The Internet Is Chaos. That's Exactly Why AI Is Winning

There's a version of this conversation where I tell you AI is going to take your job. You've seen that one. It's everywhere. Hot take after hot take, each one citing another hot take, none of them particularly interested in being right. They just want to be first.

Here's what nobody in that conversation is saying: the internet has a credibility problem. And AI is winning partly because of it.

Think about what it's like to search for something right now.

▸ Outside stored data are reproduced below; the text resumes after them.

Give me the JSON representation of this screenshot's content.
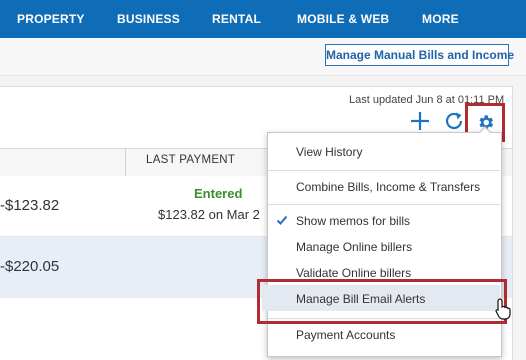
{
  "nav": {
    "items": [
      "PROPERTY",
      "BUSINESS",
      "RENTAL",
      "MOBILE & WEB",
      "MORE"
    ]
  },
  "toolbar": {
    "manage_manual_label": "Manage Manual Bills and Income",
    "last_updated": "Last updated Jun 8 at 01:11 PM"
  },
  "table": {
    "header_last_payment": "LAST PAYMENT",
    "rows": [
      {
        "amount": "-$123.82",
        "status": "Entered",
        "last_payment": "$123.82 on Mar 2"
      },
      {
        "amount": "-$220.05"
      }
    ]
  },
  "menu": {
    "items": [
      "View History",
      "Combine Bills, Income & Transfers",
      "Show memos for bills",
      "Manage Online billers",
      "Validate Online billers",
      "Manage Bill Email Alerts",
      "Payment Accounts"
    ]
  },
  "colors": {
    "nav_bg": "#0f6cb6",
    "accent": "#1f74c2",
    "status_green": "#3b8f2b",
    "highlight_outline": "#b22b33",
    "selected_row": "#e7eef7"
  },
  "icons": {
    "add": "plus-icon",
    "refresh": "refresh-icon",
    "settings": "gear-icon",
    "check": "check-icon",
    "cursor": "pointer-cursor-icon"
  }
}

You get SEO slop, opinion dressed as data, listicles that haven't been updated since 2021, and comment sections full of people who are very confident about things they made up.

This became increasingly evident as I became a parent, able to find two very different answers confidently stated all on page one of the search engine results page. We built an information ecosystem that optimized for volume and engagement over accuracy. And then we're surprised that people are turning to a single, conversational interface that just answers the question.

AI isn't always right.

In fact, it's wrong a lot. Anyone who uses it regularly knows this. A creator on TikTok has a whole bit surfacing these AI flops. But it's often directionally right, open to your course corrections, and it's always fast and calm. That's a rare combination in 2026.

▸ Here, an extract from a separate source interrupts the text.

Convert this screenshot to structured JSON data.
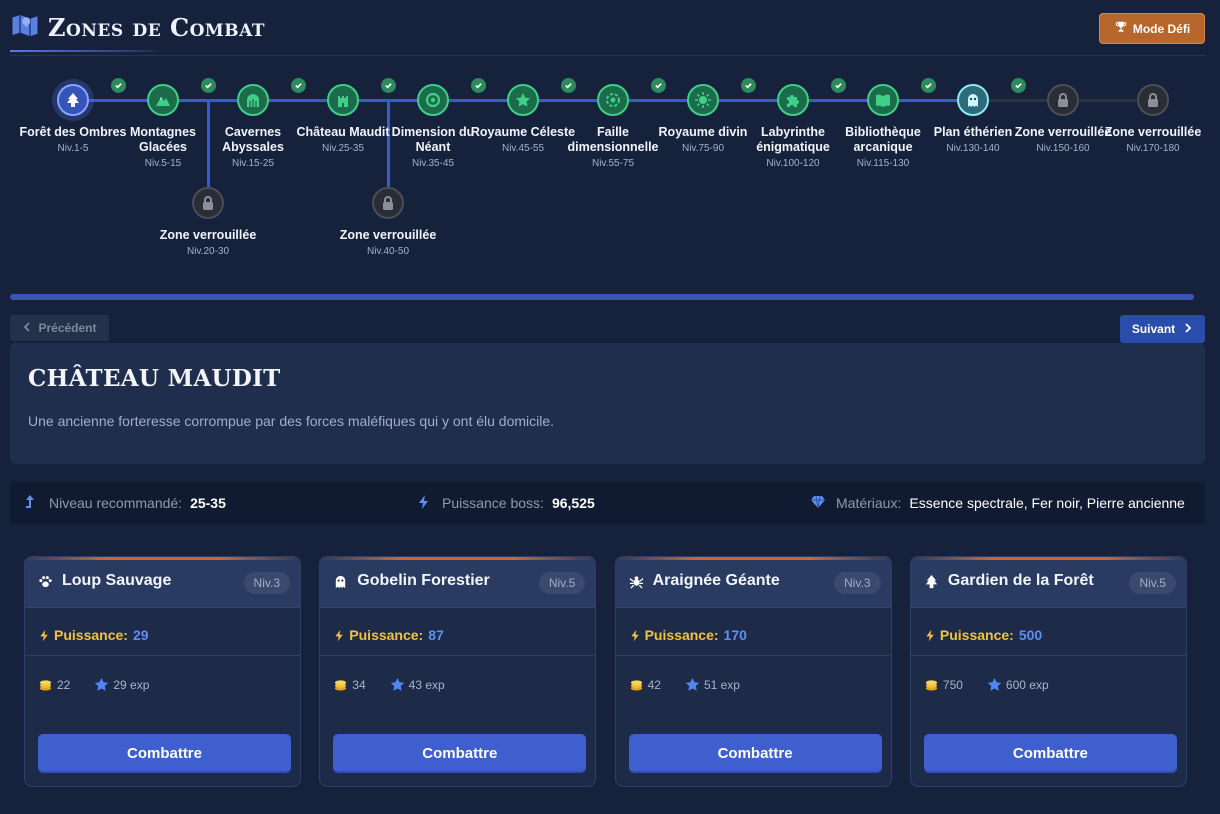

I've been a designer for 16 years. In that time, the tools have changed dramatically. And every single time, someone announced the end of the profession.

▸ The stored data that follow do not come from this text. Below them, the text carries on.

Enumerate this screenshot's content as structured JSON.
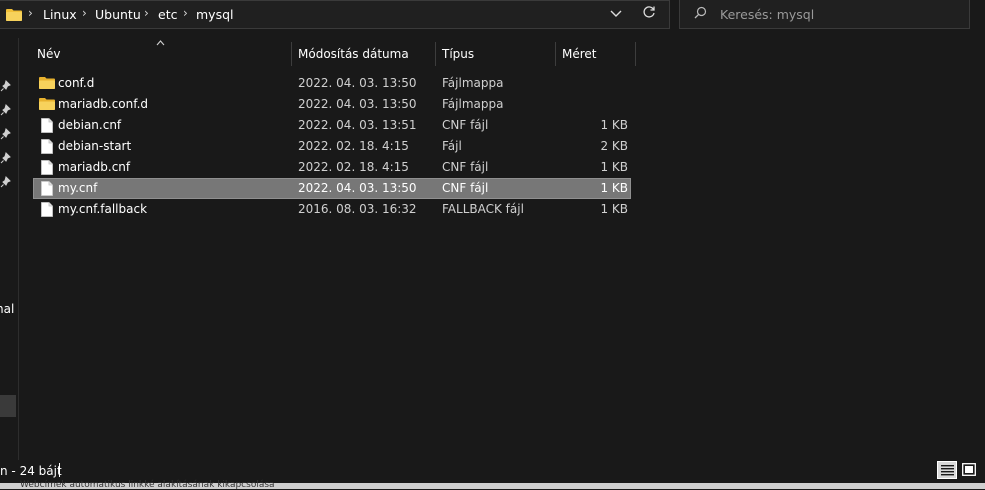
{
  "breadcrumb": {
    "items": [
      "Linux",
      "Ubuntu",
      "etc",
      "mysql"
    ],
    "separator": "›"
  },
  "search": {
    "placeholder": "Keresés: mysql"
  },
  "columns": {
    "name": "Név",
    "date": "Módosítás dátuma",
    "type": "Típus",
    "size": "Méret"
  },
  "files": [
    {
      "name": "conf.d",
      "date": "2022. 04. 03. 13:50",
      "type": "Fájlmappa",
      "size": "",
      "icon": "folder-icon",
      "selected": false
    },
    {
      "name": "mariadb.conf.d",
      "date": "2022. 04. 03. 13:50",
      "type": "Fájlmappa",
      "size": "",
      "icon": "folder-icon",
      "selected": false
    },
    {
      "name": "debian.cnf",
      "date": "2022. 04. 03. 13:51",
      "type": "CNF fájl",
      "size": "1 KB",
      "icon": "file-icon",
      "selected": false
    },
    {
      "name": "debian-start",
      "date": "2022. 02. 18. 4:15",
      "type": "Fájl",
      "size": "2 KB",
      "icon": "file-icon",
      "selected": false
    },
    {
      "name": "mariadb.cnf",
      "date": "2022. 02. 18. 4:15",
      "type": "CNF fájl",
      "size": "1 KB",
      "icon": "file-icon",
      "selected": false
    },
    {
      "name": "my.cnf",
      "date": "2022. 04. 03. 13:50",
      "type": "CNF fájl",
      "size": "1 KB",
      "icon": "file-icon",
      "selected": true
    },
    {
      "name": "my.cnf.fallback",
      "date": "2016. 08. 03. 16:32",
      "type": "FALLBACK fájl",
      "size": "1 KB",
      "icon": "file-icon",
      "selected": false
    }
  ],
  "nav": {
    "partial_label": "nal"
  },
  "status": {
    "text": "n - 24 bájt"
  },
  "bottom": {
    "text": "Webcímek automatikus linkké alakításának kikapcsolása"
  },
  "colors": {
    "folder": "#f2c037",
    "selected_row": "#777777",
    "background": "#191919"
  }
}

When Adobe moved to the Creative Cloud subscription model, designers lost their minds. When Sketch showed up and started pulling people away from Photoshop for UI work, it felt like a rupture. When Figma made design collaborative and browser-based, the conversation was all about what that meant for the craft. When Canva put drag-and-drop design in the hands of non-designers, people were convinced it was over.

It wasn't over. The tools changed what was possible. The profession changed with them. But the thing that actually makes design work — knowing why something works — that didn't move.

This is where the AI doomsday posts lose me.

Yes, AI can generate copy. Yes, it can produce images. Yes, it can do a first pass at things that used to take real time. But here's what it cannot do: distinguish good design from bad design. It cannot tell you whether your brand looks confident or desperate. It cannot see that your type hierarchy is undermining your messaging, or that your color palette is creating associations you didn't intend. It cannot feel the difference between a brand that has earned credibility and one that is failing to establish trust.

Taste is learned. Craft is learned. Both require years of looking at a lot of work, making a lot of mistakes, and developing the internal calibration to know when something is working and when it is trying to hard. AI doesn't have that. It has pattern recognition at scale. That's useful. It's not the same thing.

The brands that are going to embarrass themselves with AI aren't the ones using it thoughtfully.

They're the ones handing it the keys and walking away — because they can't tell the difference between output that's technically correct and output that's actually good.

I use AI regularly. For research, for first drafts, for talking through a problem when I need to think out loud. It doesn't diminish the work. It changes what the work looks like. More synthesis, more curation, more judgment. Less time on the parts that were always kind of tedious anyway.

The people who are going to be fine aren't the ones avoiding AI. And they're not the ones outsourcing everything to it either. They're the ones who have spent enough time developing taste that they can tell when the output is wrong — and fix it.

The internet is loud and full of people pretending to know things. AI gives people a quiet room with a fast answer. Of course it's winning.

But a fast answer and a right answer aren't the same thing. That gap is where designers live. It's where we've always lived.

Sharpen your craft. Use the tools available to you. Everything else will follow.